Le conseil de Monsieur [J] soulève que son client a été placé en garde à vue, puis a été déclaré incompatible suite à l’examen médical. Cependant, le Procureur de la République a décidé de maintenir l’intéressé sous le régime de la garde à vue. C’est dans le cadre de cette garde à vue que toute la procédure a été menée.
La poursuite de la garde à vue d’une personne dans des conditions qui sont, selon le constat médical, incompatibles avec son état de santé, porte nécessairement atteinte à ses intérêts.
En conséquence, il y a lieu de constater la nullité de la garde à vue et de la mesure de rétention subséquente.
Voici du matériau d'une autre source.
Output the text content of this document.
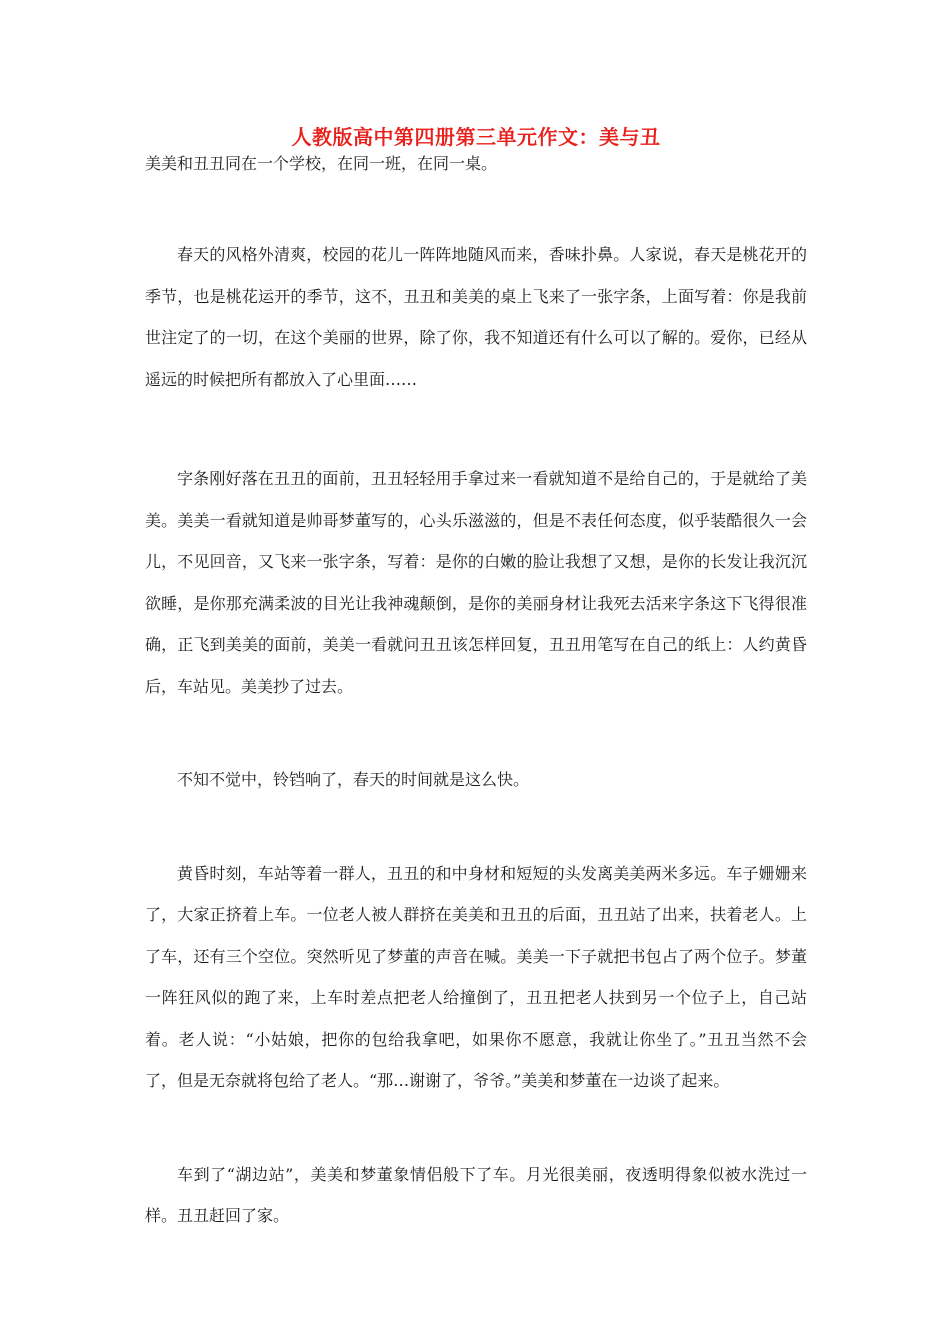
人教版高中第四册第三单元作文：美与丑

美美和丑丑同在一个学校，在同一班，在同一桌。

春天的风格外清爽，校园的花儿一阵阵地随风而来，香味扑鼻。人家说，春天是桃花开的季节，也是桃花运开的季节，这不，丑丑和美美的桌上飞来了一张字条，上面写着：你是我前世注定了的一切，在这个美丽的世界，除了你，我不知道还有什么可以了解的。爱你，已经从遥远的时候把所有都放入了心里面……

字条刚好落在丑丑的面前，丑丑轻轻用手拿过来一看就知道不是给自己的，于是就给了美美。美美一看就知道是帅哥梦董写的，心头乐滋滋的，但是不表任何态度，似乎装酷很久一会儿，不见回音，又飞来一张字条，写着：是你的白嫩的脸让我想了又想，是你的长发让我沉沉欲睡，是你那充满柔波的目光让我神魂颠倒，是你的美丽身材让我死去活来字条这下飞得很准确，正飞到美美的面前，美美一看就问丑丑该怎样回复，丑丑用笔写在自己的纸上：人约黄昏后，车站见。美美抄了过去。

不知不觉中，铃铛响了，春天的时间就是这么快。

黄昏时刻，车站等着一群人，丑丑的和中身材和短短的头发离美美两米多远。车子姗姗来了，大家正挤着上车。一位老人被人群挤在美美和丑丑的后面，丑丑站了出来，扶着老人。上了车，还有三个空位。突然听见了梦董的声音在喊。美美一下子就把书包占了两个位子。梦董一阵狂风似的跑了来，上车时差点把老人给撞倒了，丑丑把老人扶到另一个位子上，自己站着。老人说：“小姑娘，把你的包给我拿吧，如果你不愿意，我就让你坐了。”丑丑当然不会了，但是无奈就将包给了老人。“那…谢谢了，爷爷。”美美和梦董在一边谈了起来。

车到了“湖边站”，美美和梦董象情侣般下了车。月光很美丽，夜透明得象似被水洗过一样。丑丑赶回了家。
Dès lors, et sans qu’il soit besoin d’examiner les autres moyens de nullité soulevés, constatons l’irrégularité de la procédure et ne faisons pas droit à la requête du Préfet.
PAR CES MOTIFS
Ordonnons la jonction de la procédure suivie sous le numéro RG 25/04491 avec la procédure suivie sous le numéro RG 25/04492 et disons que la procédure sera suivie sous le seul numéro de RG 25/04491 – N° Portalis DBYV-W-B7J-HIJZ ;
Constatons la nullité de la procédure antérieure à la rétention ;
Mettons fin à la rétention administrative de Monsieur X se disant [S] [J] ;
Disons que le Procureur de la République a la possibilité dans un délai de 24 heures à partir de la notification de la présente ordonnance de s’y opposer et d’en suspendre les effets.
Notifions que la présente décision est susceptible d’être contestée par la voie de l’appel interjeté dans les 24 heures du prononcé de la présente ordonnance, devant le Premier Président de la Cour d’Appel d’ORLEANS ([Courriel 1]).
Rappelons à l’intéressé son obligation de quitter le territoire national.
Décision rendue en audience publique le 10 Août 2025 à
Le Greffier Le Juge
Reçu notification et copie de la présente ordonnance le 10 Août 2025 à [Localité 3]
L’INTERESSE L’AVOCAT
Copie de la présente décision est transmise par courriel au procureur de la République, au Tribunal Administratif d’Orléans, à la PREFECTURE DE LA SARTHE et au CRA d’Olivet.